Here's my eye after about 4 hours:


  1. I guess it's bad manners that I LOL'd at how there's no waiting list when you spill chemicals in your eye! But geeeez.....I would've been flipped out too! Funny that this is a common occurrence in ER's-and glad that you are going to be okay.

    Enjoy your vicodin high!

  2. Eeeeeeee! I was laughing and wincing at the same time. I have definite "eye issues"...if anything comes near my eyes, I freak out big time. I would have probably had a heart attack if I had gotten superglue in my eye! Anyway, glad it will be okay!!

  3. I'm glad you are ok....

  4. OMG, you poor thing!!! That is just horrible and to think of the timing, too, it's freaky. Many many hugs to you, I can't imagine how scary that must have been. Wow. Just wow.

  5. Update: I'm really afraid to peel off the glue.
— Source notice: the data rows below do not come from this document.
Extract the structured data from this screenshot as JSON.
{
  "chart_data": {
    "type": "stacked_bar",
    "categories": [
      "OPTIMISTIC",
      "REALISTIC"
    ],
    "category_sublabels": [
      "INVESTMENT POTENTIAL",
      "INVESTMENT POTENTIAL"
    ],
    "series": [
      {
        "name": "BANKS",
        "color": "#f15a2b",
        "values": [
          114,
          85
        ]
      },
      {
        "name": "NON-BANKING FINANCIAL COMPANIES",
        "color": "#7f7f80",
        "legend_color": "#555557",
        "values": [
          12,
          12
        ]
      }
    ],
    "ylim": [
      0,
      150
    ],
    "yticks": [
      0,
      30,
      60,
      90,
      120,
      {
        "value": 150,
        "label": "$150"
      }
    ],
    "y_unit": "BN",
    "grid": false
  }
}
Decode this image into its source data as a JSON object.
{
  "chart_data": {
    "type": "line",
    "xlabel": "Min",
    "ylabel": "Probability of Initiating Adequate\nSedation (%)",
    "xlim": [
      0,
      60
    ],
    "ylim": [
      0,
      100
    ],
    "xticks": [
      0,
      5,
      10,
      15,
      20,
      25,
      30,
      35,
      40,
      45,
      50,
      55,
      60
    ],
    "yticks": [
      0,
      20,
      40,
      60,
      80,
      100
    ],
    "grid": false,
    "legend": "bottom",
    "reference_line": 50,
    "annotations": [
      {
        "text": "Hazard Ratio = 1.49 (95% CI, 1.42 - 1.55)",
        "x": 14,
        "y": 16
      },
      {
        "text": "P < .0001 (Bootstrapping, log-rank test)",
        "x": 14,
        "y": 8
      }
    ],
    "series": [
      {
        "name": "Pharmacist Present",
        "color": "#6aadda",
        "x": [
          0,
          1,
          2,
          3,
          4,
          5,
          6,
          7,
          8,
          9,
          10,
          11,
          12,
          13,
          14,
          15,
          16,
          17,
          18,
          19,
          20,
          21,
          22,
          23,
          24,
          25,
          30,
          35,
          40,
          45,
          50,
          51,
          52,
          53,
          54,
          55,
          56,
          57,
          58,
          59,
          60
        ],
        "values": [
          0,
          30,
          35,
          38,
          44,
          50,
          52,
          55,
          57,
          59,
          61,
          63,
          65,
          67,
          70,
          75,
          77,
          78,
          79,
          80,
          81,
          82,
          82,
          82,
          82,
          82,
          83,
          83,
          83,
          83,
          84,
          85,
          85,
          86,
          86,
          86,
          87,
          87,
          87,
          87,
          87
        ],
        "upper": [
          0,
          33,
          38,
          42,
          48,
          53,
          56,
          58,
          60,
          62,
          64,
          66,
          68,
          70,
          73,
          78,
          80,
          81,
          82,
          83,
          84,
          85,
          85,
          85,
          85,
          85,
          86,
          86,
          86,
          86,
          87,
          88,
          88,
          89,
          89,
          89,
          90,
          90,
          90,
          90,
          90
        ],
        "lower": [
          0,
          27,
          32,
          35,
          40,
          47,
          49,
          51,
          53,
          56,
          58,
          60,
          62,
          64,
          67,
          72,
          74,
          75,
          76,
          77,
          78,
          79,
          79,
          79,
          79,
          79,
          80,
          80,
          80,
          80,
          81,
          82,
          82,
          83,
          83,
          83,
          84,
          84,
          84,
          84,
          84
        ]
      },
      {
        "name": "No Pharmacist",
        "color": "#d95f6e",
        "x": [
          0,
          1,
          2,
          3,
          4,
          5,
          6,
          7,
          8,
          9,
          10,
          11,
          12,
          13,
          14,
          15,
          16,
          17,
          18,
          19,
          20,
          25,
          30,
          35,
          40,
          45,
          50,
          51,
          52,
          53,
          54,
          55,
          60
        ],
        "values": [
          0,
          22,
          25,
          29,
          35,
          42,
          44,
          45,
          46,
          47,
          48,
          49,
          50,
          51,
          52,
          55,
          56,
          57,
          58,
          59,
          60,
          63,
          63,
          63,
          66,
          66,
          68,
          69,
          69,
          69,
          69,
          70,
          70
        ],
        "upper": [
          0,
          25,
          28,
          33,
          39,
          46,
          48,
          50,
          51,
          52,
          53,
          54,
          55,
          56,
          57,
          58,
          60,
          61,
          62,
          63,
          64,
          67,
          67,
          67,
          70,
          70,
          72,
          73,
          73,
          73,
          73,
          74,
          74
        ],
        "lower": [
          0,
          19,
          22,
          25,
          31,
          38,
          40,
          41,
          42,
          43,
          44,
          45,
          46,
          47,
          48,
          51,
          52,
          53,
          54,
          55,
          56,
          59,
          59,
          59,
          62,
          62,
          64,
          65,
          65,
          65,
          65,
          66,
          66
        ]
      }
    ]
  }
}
I sit with a warm compress on all day. My lashes are still stuck, and now I've lost like 30 of them. Time to google how long they take to grow back....

  6. OMG - looking at the picture of your eye made BOTH my eyes glad you are OK!

  7. Holy crap! I'm so sorry that happened to you. Glad to hear everything is going to be okay. Vicodin rocks, though. I had that after I had my wisdom teeth removed. Good stuff!

  8. Could not have said it better myself even though I did:

    "I still am in shock that I did that. I just can't believe that I did that. I am such an idiot." June 18, 2006

    At least you're doing a lot better than me. I'm still fat, a real prick (according to Stevie Williams) and I'm still an idiot.